ECLI:NL:RBROT:2019:7164
Rechtbank Rotterdam
- Eerste aanleg - meervoudig
- Rechtspraak.nl
Weigering vergoeding reiskosten moeder in het kader van persoonsgebonden budget op basis van de Wet maatschappelijke ondersteuning
In deze zaak heeft de Rechtbank Rotterdam op 30 augustus 2019 uitspraak gedaan in een geschil tussen eiser en het gemeenschappelijk orgaan ROGplus Nieuwe Waterweg Noord. Eiser, die bekend is met diverse psychische aandoeningen, had een verzoek ingediend om zijn persoonsgebonden budget (pgb) te verhogen om de reiskosten van zijn moeder te vergoeden.
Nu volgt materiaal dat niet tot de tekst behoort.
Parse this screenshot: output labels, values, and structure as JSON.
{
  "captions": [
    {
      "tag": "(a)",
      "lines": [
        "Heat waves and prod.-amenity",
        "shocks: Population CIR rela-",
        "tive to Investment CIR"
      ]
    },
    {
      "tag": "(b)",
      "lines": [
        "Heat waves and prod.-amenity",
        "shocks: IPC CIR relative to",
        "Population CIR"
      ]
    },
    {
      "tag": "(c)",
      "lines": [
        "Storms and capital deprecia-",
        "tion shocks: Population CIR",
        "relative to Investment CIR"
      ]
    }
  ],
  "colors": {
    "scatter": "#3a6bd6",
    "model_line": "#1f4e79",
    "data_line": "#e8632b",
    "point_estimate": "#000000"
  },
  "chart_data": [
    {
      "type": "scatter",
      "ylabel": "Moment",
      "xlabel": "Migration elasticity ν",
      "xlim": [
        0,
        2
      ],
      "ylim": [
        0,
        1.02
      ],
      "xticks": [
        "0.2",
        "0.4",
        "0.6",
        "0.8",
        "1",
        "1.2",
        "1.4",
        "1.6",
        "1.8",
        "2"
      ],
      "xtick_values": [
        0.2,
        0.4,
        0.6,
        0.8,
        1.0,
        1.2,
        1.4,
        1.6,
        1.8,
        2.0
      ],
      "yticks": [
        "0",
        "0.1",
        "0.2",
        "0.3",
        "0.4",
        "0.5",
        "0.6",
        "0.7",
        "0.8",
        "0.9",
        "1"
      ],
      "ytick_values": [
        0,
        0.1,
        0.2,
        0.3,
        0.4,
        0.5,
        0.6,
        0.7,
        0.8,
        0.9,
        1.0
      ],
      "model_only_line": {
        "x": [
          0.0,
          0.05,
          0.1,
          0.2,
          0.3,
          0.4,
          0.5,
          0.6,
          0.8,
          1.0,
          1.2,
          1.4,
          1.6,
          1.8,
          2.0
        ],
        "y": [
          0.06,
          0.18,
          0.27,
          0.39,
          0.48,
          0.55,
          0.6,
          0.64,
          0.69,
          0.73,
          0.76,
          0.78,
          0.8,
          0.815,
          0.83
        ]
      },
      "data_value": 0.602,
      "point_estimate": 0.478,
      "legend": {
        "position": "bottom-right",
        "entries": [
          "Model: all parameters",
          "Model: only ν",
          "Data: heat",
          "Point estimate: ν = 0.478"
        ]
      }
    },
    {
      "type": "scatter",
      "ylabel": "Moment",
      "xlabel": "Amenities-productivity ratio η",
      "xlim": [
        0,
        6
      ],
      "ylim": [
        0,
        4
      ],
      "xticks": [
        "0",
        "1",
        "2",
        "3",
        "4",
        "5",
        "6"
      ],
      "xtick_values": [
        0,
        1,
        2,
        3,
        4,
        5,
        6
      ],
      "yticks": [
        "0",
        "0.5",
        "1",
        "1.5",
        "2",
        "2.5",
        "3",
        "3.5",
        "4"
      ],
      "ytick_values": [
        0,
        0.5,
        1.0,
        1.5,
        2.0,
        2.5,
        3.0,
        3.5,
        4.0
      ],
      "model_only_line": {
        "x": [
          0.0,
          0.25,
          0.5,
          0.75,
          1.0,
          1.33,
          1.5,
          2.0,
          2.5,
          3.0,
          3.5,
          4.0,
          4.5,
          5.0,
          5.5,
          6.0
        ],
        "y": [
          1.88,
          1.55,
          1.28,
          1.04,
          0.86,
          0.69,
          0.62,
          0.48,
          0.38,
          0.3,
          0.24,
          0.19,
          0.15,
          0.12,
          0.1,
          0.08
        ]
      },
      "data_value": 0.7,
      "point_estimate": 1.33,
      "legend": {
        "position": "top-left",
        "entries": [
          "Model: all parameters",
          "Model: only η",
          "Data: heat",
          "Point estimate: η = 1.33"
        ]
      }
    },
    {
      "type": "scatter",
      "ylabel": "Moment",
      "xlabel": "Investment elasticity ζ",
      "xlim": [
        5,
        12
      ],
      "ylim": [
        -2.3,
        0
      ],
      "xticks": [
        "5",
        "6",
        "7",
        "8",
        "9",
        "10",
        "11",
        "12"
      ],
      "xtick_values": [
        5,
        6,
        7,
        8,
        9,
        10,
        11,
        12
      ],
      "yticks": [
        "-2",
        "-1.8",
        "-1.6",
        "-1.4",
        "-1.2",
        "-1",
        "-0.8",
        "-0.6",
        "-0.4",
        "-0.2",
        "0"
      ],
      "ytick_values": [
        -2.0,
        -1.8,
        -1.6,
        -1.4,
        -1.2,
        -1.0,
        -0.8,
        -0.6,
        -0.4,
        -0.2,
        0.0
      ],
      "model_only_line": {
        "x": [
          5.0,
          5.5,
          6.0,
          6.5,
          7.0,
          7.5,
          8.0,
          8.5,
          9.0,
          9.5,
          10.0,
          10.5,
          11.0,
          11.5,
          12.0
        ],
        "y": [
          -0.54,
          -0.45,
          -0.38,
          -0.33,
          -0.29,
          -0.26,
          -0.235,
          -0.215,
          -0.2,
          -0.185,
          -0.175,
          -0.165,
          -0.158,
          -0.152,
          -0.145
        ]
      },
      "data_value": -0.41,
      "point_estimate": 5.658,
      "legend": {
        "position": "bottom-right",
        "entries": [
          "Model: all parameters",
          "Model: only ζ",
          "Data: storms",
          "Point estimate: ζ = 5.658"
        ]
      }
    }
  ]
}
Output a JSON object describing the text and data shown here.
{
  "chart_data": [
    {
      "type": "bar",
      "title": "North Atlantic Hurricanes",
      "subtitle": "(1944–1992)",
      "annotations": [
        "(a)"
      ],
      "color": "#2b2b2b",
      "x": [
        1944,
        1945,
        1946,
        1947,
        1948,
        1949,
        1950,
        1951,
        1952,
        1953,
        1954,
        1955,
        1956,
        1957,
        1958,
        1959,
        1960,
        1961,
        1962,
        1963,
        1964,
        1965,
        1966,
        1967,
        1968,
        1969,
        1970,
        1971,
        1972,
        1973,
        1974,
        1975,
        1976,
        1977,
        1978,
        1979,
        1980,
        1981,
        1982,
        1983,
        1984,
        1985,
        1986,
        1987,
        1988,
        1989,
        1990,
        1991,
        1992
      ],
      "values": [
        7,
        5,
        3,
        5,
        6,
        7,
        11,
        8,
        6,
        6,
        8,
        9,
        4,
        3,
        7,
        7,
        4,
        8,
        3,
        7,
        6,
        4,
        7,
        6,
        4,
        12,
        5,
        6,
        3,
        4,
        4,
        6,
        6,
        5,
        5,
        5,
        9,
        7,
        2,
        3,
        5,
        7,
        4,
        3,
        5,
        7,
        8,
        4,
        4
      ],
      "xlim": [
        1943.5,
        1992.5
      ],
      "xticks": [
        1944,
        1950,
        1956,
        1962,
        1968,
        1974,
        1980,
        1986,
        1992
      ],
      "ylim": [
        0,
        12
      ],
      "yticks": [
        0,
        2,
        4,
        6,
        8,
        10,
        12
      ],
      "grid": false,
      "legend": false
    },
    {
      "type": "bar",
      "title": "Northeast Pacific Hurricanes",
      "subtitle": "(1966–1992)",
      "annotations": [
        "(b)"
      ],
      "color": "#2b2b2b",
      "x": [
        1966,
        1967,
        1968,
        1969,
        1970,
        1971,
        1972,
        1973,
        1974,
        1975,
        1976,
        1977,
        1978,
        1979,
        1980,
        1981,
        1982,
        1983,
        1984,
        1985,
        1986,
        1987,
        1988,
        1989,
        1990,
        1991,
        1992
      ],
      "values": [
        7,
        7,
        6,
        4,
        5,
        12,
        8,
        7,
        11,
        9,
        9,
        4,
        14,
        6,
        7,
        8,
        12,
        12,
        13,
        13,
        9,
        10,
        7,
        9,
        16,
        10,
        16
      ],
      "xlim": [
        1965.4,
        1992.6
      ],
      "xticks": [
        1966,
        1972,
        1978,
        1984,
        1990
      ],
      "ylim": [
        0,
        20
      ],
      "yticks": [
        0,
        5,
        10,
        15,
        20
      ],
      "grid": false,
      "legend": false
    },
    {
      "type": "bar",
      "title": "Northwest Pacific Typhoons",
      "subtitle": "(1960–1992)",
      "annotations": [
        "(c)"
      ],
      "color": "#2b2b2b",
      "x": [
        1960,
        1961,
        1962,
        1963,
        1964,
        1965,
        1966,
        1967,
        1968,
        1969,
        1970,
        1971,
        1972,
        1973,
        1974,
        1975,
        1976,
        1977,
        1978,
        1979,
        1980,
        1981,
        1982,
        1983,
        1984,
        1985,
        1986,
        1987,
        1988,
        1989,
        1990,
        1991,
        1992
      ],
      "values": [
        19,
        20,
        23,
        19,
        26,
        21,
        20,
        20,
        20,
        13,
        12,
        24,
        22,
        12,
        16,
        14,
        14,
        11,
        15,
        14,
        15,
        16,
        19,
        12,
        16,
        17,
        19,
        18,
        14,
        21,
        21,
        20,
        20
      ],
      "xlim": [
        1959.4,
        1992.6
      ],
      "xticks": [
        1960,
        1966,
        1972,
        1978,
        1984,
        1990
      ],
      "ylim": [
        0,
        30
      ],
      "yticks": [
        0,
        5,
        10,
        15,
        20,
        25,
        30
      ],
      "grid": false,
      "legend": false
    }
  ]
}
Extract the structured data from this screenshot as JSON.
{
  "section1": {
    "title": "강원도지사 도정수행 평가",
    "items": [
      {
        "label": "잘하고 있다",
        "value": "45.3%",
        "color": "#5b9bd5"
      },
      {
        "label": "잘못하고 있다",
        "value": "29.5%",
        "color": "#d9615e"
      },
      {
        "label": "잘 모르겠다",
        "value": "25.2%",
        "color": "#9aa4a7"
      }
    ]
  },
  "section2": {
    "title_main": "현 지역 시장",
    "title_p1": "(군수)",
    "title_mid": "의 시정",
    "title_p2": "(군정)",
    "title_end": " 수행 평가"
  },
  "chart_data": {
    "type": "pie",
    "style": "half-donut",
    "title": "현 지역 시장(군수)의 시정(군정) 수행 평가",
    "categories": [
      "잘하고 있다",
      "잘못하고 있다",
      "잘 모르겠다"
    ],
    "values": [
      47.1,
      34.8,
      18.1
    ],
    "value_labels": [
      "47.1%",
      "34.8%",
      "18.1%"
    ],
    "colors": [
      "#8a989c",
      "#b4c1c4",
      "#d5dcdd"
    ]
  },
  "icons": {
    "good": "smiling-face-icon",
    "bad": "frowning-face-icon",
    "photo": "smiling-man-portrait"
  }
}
De moeder van eiser verleent hem ondersteuning, maar de kosten van haar reiskosten werden niet vergoed door verweerder, omdat deze kosten volgens de Verordening maatschappelijke ondersteuning niet in het pgb zijn opgenomen.
Eiser had eerder een pgb toegekend gekregen voor de periode van 1 september 2018 tot en met 31 augustus 2019, maar de hoogte van het pgb was niet verhoogd met de reiskosten. Verweerder stelde dat de kosten voor de zorgverlener in het uurtarief zijn opgenomen en dat er geen sprake was van een onbillijkheid van overwegende aard. Eiser betwistte dit en voerde aan dat de verhoging van de reiskosten door de verhuizing van zijn moeder naar Klaaswaal een onbillijke situatie creëerde.
De rechtbank overwoog dat eiser onvoldoende aannemelijk had gemaakt dat het toegekende pgb niet toereikend was om in zijn zorgbehoefte te voorzien. De rechtbank oordeelde dat de beleidsvrijheid van het gemeentebestuur bij de uitvoering van de Wmo 2015 groot is en dat de keuzes van het college slechts met terughoudendheid kunnen worden getoetst. De rechtbank verklaarde het beroep ongegrond en oordeelde dat er geen aanleiding was voor een proceskostenveroordeling.